Casual racism aside, notice that George and Lennie's little version of the American Dream includes a kind of masculine domesticity—no girls allowed.

George Milton

"…If I was bright, if I was even a little bit smart, I'd have my own little place, an' I'd be bringin' in my own crops, 'stead of doin' all the work and not getting what comes up outa the ground." (3.11)

George seems to think that he could achieve the elusive American Dream of having his "own little place" if he were just a little smarter. But from what we see, it has nothing to with smarts and everything to do with the odds being stacked against him. If everyone could achieve the American Dream, would it still be a dream?

Chapter 4

Candy said, "That b**** didn't ought to of said that to you."

"It wasn't nothing," Crooks said dully. "You guys comin' in an' settin' made me forget. What she says is true." (4.136-137)

Turns out, there's a little spark left in Crooks, too. He has a vision of America where he can retain a little dignity working for Candy, Lennie, and George—but Curley's wife is happy to step all over his little American Dream, even though hers is just as unattainable.


"You’re nuts." Crooks was scornful. "I seen hunderds of men come by on the road an’ on the ranches, with their bindles on their back an’ that same damn thing in their heads. Hunderds of them. They come, an’ they quit an’ go on; an’ every damn one of ‘em’s got a little piece of land in his head/ An’ never a God damn one of ‘em ever gets it. Just like heaven. Ever’body wants a little piece of lan’. I read plenty of books out here. Nobody never gets to heaven, and nobody gets no land. It’s just in their head. They’re all the time talkin’ about it, but it’s jus’ in their head." (4.64)

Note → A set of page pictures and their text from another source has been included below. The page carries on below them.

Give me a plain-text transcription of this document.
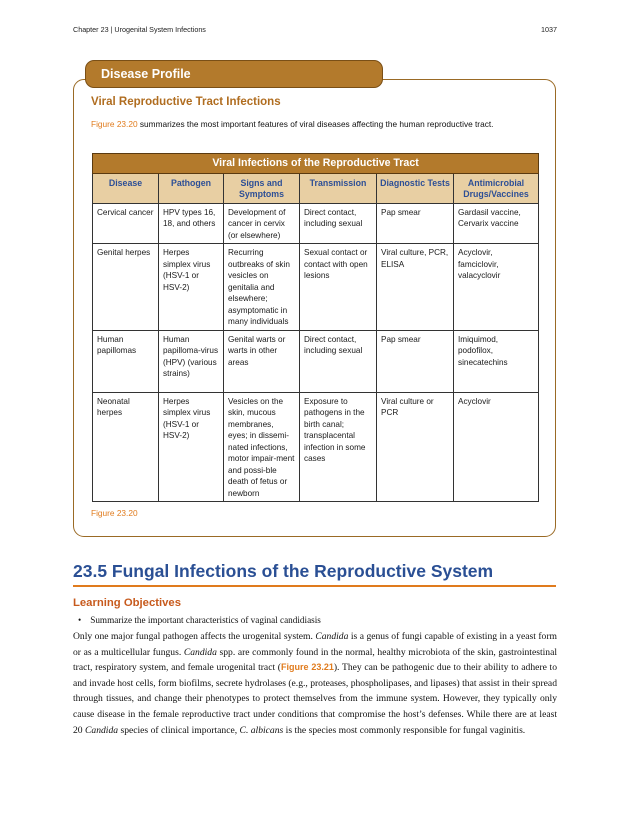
Chapter 23 | Urogenital System Infections	1037
Disease Profile
Viral Reproductive Tract Infections
Figure 23.20 summarizes the most important features of viral diseases affecting the human reproductive tract.
Viral Infections of the Reproductive Tract					
Disease	Pathogen	Signs and Symptoms	Transmission	Diagnostic Tests	Antimicrobial Drugs/Vaccines
Cervical cancer	HPV types 16, 18, and others	Development of cancer in cervix (or elsewhere)	Direct contact, including sexual	Pap smear	Gardasil vaccine, Cervarix vaccine
Genital herpes	Herpes simplex virus (HSV-1 or HSV-2)	Recurring outbreaks of skin vesicles on genitalia and elsewhere; asymptomatic in many individuals	Sexual contact or contact with open lesions	Viral culture, PCR, ELISA	Acyclovir, famciclovir, valacyclovir
Human papillomas	Human papilloma-virus (HPV) (various strains)	Genital warts or warts in other areas	Direct contact, including sexual	Pap smear	Imiquimod, podofilox, sinecatechins
Neonatal herpes	Herpes simplex virus (HSV-1 or HSV-2)	Vesicles on the skin, mucous membranes, eyes; in dissemi-nated infections, motor impair-ment and possi-ble death of fetus or newborn	Exposure to pathogens in the birth canal; transplacental infection in some cases	Viral culture or PCR	Acyclovir
Figure 23.20
23.5 Fungal Infections of the Reproductive System
Learning Objectives
• Summarize the important characteristics of vaginal candidiasis

Only one major fungal pathogen affects the urogenital system. Candida is a genus of fungi capable of existing in a yeast form or as a multicellular fungus. Candida spp. are commonly found in the normal, healthy microbiota of the skin, gastrointestinal tract, respiratory system, and female urogenital tract (Figure 23.21). They can be pathogenic due to their ability to adhere to and invade host cells, form biofilms, secrete hydrolases (e.g., proteases, phospholipases, and lipases) that assist in their spread through tissues, and change their phenotypes to protect themselves from the immune system. However, they typically only cause disease in the female reproductive tract under conditions that compromise the host’s defenses. While there are at least 20 Candida species of clinical importance, C. albicans is the species most commonly responsible for fungal vaginitis.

No wonder Crooks doesn't have any friends: no one likes a Negative Nancy. But Crooks knows what he's talking about. George and Lennie aren't the first ones to have the American Dream, and they're not going to be the first who don't get it.

Chapter 5
Curley's wife

"I tell you I ain't used to livin' like this. I coulda made somethin' of myself." She said darkly, "Maybe I will yet." And then her words tumbled out in a passion of communication, as though she hurried before her listener could be taken away. "I lived right in Salinas," she said. "Come there when I was a kid. Well, a show come through, an' I met one of the actors. He says I could go with that show. But my ol' lady wouldn' let me. She says because I was on'y fifteen. But the guy says I coulda. If I'd went, I wouldn't be livin' like this, you bet." (5.34)

Making it big in Hollywood may have been a fairly new American Dream in the 1930s, but it was definitely around. Just the special effects weren't quite as awesome.


"Then—it’s all off?" Candy asked sulkily. George didn’t answer his question. George said, "I’ll work my month an’ I’ll take my fifty bucks an’ I’ll stay all night in some lousy cat house. Or I’ll set in some poolroom til ever’body goes home. An’ then I’ll come back an’ work another month an’ I’ll have fifty bucks more." (5.79-80)

At the end of the novel, George isn't any closer to his little slice of the American pie. In fact, he's farther away than ever, looking forward to a life of cat houses and pool rooms. That may be a fourteen-year-old boy's American Dream, but it's no life for a grown man. Unfortunately, it's the only life he knows.